In artificial sweat solutions, the glucose and alcohol sensors respectively demonstrated sensitivities of 313 and 0.87 microamps per millimolar per square centimeter – over 5 times better than prior printed sweat biosensors. The pH sensor achieved a slope of 71 millivolts per pH unit. Just as vitally, the sensors exhibited excellent stability, drifting less than 0.1 microamps or millivolts per hour during 30-hour continuous operation.
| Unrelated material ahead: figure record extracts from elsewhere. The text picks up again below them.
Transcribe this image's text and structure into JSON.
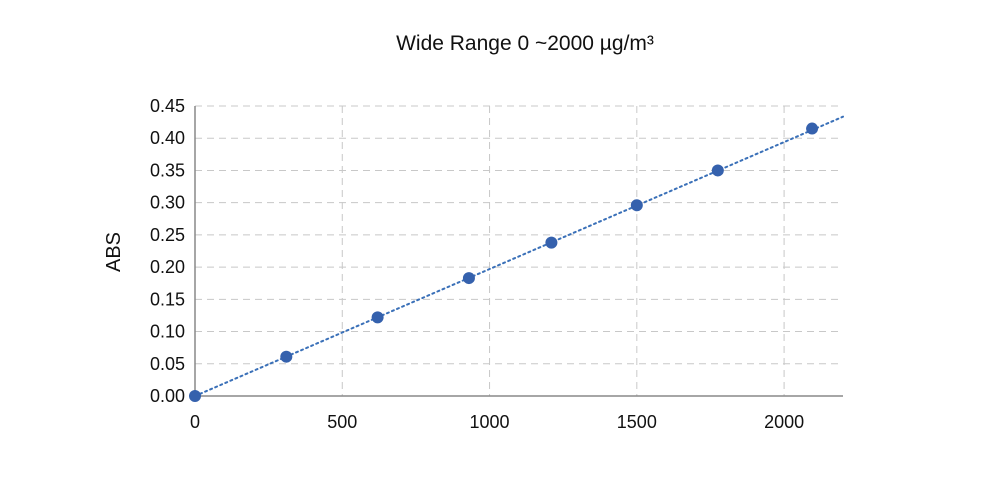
{
  "chart_data": {
    "type": "scatter",
    "title": "Wide Range 0 ~2000 µg/m³",
    "xlabel": "",
    "ylabel": "ABS",
    "xlim": [
      0,
      2200
    ],
    "ylim": [
      0,
      0.45
    ],
    "x_ticks": [
      "0",
      "500",
      "1000",
      "1500",
      "2000"
    ],
    "y_ticks": [
      "0.00",
      "0.05",
      "0.10",
      "0.15",
      "0.20",
      "0.25",
      "0.30",
      "0.35",
      "0.40",
      "0.45"
    ],
    "grid": true,
    "legend": "none",
    "series": [
      {
        "x": [
          0,
          310,
          620,
          930,
          1210,
          1500,
          1775,
          2095
        ],
        "y": [
          0.0,
          0.061,
          0.122,
          0.183,
          0.238,
          0.296,
          0.35,
          0.415
        ],
        "color": "#3561ad"
      }
    ],
    "trendline": {
      "style": "dotted",
      "color": "#3a70b8",
      "slope": 0.000197,
      "intercept": 0.0
    },
    "colors": {
      "marker": "#3561ad",
      "trendline": "#3a70b8",
      "grid": "#c8c8c8",
      "axis": "#888888"
    }
  }
}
To validate real-world applicability, the researchers integrated the printed sensor array with a flexible wireless circuit and used it to monitor sweat dynamics as volunteers consumed sugary and alcoholic beverages. The expected spikes in glucose and alcohol were detected with high fidelity, closely matching reference measurements by benchtop instruments. The pH and temperature readings provided valuable context to refine the enzymatic sensor responses.
Printing the full stack using tailored functional inks imbues the fabrication process with impressive scalability and design freedom compared to traditional methods confined to cleanroom settings. The approach also facilitates the dense integration of multiple sensing modalities to paint a more comprehensive picture of the wearer’s physiological state. A glucose sensor on its own has limited diagnostic utility; a glucose sensor cross-referenced against alcohol, pH, temperature and other markers is far more revealing.
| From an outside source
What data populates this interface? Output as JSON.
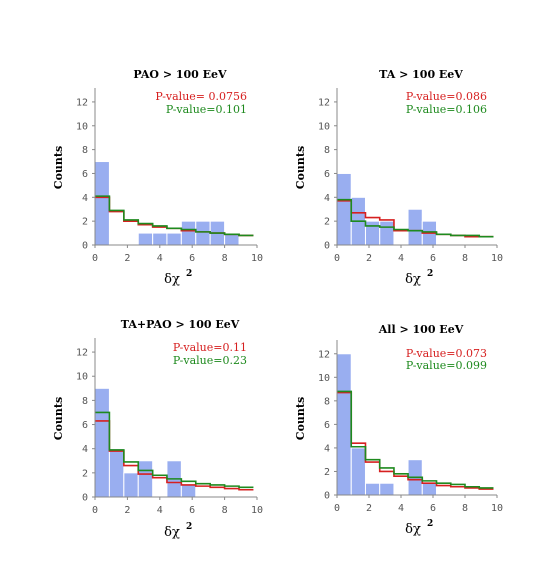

Looking ahead, this highly integrated yet non-invasive sensing paradigm could be transformative for personalized and predictive medicine. A single wearable patch that continuously logs numerous health indicators would offer doctors an unprecedented window into a patient’s day-to-day physiological fluctuations. Such rich multimodal datasets could elucidate subtle patterns to catch declining health earlier or optimize treatment regimens. For patients themselves, real-time feedback on diet choices, alcohol intake and metabolic markers may boost engagement and compliance.
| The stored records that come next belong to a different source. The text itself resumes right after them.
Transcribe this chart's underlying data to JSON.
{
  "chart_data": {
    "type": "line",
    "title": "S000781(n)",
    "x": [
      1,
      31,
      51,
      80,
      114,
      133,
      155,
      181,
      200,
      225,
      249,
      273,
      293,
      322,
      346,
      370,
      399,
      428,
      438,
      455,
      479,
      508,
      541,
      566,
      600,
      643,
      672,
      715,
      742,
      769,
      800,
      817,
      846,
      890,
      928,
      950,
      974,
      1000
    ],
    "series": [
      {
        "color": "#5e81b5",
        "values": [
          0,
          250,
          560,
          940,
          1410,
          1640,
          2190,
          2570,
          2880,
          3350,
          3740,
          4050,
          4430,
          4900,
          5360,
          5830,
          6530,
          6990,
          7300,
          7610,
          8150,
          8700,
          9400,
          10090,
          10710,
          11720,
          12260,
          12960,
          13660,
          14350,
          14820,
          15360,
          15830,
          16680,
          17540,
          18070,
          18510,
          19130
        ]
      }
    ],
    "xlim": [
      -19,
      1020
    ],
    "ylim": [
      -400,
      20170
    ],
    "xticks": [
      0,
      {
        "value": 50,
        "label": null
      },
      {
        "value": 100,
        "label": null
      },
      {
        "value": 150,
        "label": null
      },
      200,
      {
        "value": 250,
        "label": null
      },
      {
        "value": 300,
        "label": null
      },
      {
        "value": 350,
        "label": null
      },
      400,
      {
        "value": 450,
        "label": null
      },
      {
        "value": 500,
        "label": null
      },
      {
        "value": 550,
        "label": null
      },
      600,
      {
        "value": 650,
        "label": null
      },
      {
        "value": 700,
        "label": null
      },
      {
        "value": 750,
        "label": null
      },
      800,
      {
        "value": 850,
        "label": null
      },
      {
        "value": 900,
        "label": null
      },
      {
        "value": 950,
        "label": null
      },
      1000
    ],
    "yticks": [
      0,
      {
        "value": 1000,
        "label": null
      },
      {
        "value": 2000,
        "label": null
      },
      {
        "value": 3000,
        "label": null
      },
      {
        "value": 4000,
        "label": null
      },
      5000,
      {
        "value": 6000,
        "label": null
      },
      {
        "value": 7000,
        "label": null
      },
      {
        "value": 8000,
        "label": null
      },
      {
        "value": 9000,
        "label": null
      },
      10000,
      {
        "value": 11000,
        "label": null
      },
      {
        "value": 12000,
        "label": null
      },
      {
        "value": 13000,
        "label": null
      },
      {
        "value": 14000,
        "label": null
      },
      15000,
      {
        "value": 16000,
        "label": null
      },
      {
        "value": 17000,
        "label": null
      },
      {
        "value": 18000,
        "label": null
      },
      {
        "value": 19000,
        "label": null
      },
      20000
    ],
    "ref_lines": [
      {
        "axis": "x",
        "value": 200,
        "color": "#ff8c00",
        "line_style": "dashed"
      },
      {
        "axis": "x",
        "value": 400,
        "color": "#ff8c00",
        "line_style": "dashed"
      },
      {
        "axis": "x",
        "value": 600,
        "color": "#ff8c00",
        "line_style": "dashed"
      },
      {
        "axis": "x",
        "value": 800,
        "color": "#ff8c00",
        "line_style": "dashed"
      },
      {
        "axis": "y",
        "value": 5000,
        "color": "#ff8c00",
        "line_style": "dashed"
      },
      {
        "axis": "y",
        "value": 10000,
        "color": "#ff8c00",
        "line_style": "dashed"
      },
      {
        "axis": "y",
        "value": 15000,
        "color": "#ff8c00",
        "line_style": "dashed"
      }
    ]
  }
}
Major hurdles remain in refining the printed biosensors’ selectivity, longevity and robustness to meet the stringent demands of medical use. Rigorous clinical trials are necessary to validate sweat-based measurements against gold-standard blood draws across diverse populations. And ensuring sensor stability through repeated mechanical stresses will be critical for durable long-term use. But with diligent optimization work, this sophisticated approach to non-invasive health tracking could become a powerful tool for timelier diagnoses and interventions.
By cleverly melding state-of-the-art printed bioelectronics, enzymes, nanomaterials and wireless circuitry, the team devised a versatile platform for continuous and imperceptible on-body sensing. The multiplexed sweat analysis patch represents an impressive feat of cross-disciplinary engineering, spanning materials science, electrochemistry, biochemistry and electrical design. Though still in early stages, this ambitious effort lights the way towards next-generation wearables that will reshape point-of-care testing, telemedicine and early disease detection.